It is not often you sit in a theatre and hear the entire audience rocking with laughter.
But that is exactly what happened throughout Michael Frayn's Noises Off which played the Theatre Royal, Brighton last week.
This masterpiece of comedy is a play within a play. The cast of Noises Off are performing another play Nothing On and Act
One is the technical rehearsal.
Act Two is the same play, now on tour, six weeks after the opening night but the audience see the action from backstage.
The final act returns to the audience's perspective three months after the play opened.
Relationships within the cast have deteriorated and the entire production has subsided into chaos.
Noises Off has a superb cast and Colin Baker was hilarious as ageing actor Selsdon Mowbray who prefers the bottle to his role as a bumbling burglar.
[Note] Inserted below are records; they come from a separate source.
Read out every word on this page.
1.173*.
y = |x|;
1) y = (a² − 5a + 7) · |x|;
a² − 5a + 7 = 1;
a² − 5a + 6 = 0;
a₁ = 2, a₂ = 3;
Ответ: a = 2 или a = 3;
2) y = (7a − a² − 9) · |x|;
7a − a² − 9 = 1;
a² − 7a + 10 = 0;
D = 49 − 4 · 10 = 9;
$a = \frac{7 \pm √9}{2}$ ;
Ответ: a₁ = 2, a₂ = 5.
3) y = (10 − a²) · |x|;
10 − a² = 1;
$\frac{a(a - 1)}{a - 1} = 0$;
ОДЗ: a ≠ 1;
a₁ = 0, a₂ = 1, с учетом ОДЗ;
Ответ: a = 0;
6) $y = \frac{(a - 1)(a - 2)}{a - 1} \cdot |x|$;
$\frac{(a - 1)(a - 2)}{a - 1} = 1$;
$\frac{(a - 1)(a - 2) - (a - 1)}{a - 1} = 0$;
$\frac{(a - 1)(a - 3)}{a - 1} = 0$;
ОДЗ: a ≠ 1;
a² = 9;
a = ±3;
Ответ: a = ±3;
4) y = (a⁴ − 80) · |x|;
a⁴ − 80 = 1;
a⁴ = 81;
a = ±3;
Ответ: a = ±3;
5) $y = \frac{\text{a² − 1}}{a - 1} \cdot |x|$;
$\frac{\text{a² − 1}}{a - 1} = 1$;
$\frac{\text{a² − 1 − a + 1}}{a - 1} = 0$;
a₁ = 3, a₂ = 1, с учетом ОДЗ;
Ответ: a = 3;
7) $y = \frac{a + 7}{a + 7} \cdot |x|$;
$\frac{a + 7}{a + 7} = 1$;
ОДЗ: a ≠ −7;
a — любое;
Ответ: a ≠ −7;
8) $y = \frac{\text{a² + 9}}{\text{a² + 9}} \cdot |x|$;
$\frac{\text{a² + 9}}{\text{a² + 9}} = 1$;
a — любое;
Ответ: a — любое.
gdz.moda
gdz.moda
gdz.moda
Maggie Steed is a gem as Dottie Otley who is obsessed with the plates of sardines she has to produce.
Ambassador Theatre Group's production is on a national tour and how lucky for Brighton theatregoers they decided to stop off at their own Theatre Royal.
Not many plays make you laugh from beginning to end but this is certainly one of them. Well written, well acted, well directed with a superb set. What more can you want.
Amanda Wilkins
Noises Off, Theatre Royal Brighton, September 9 - 13.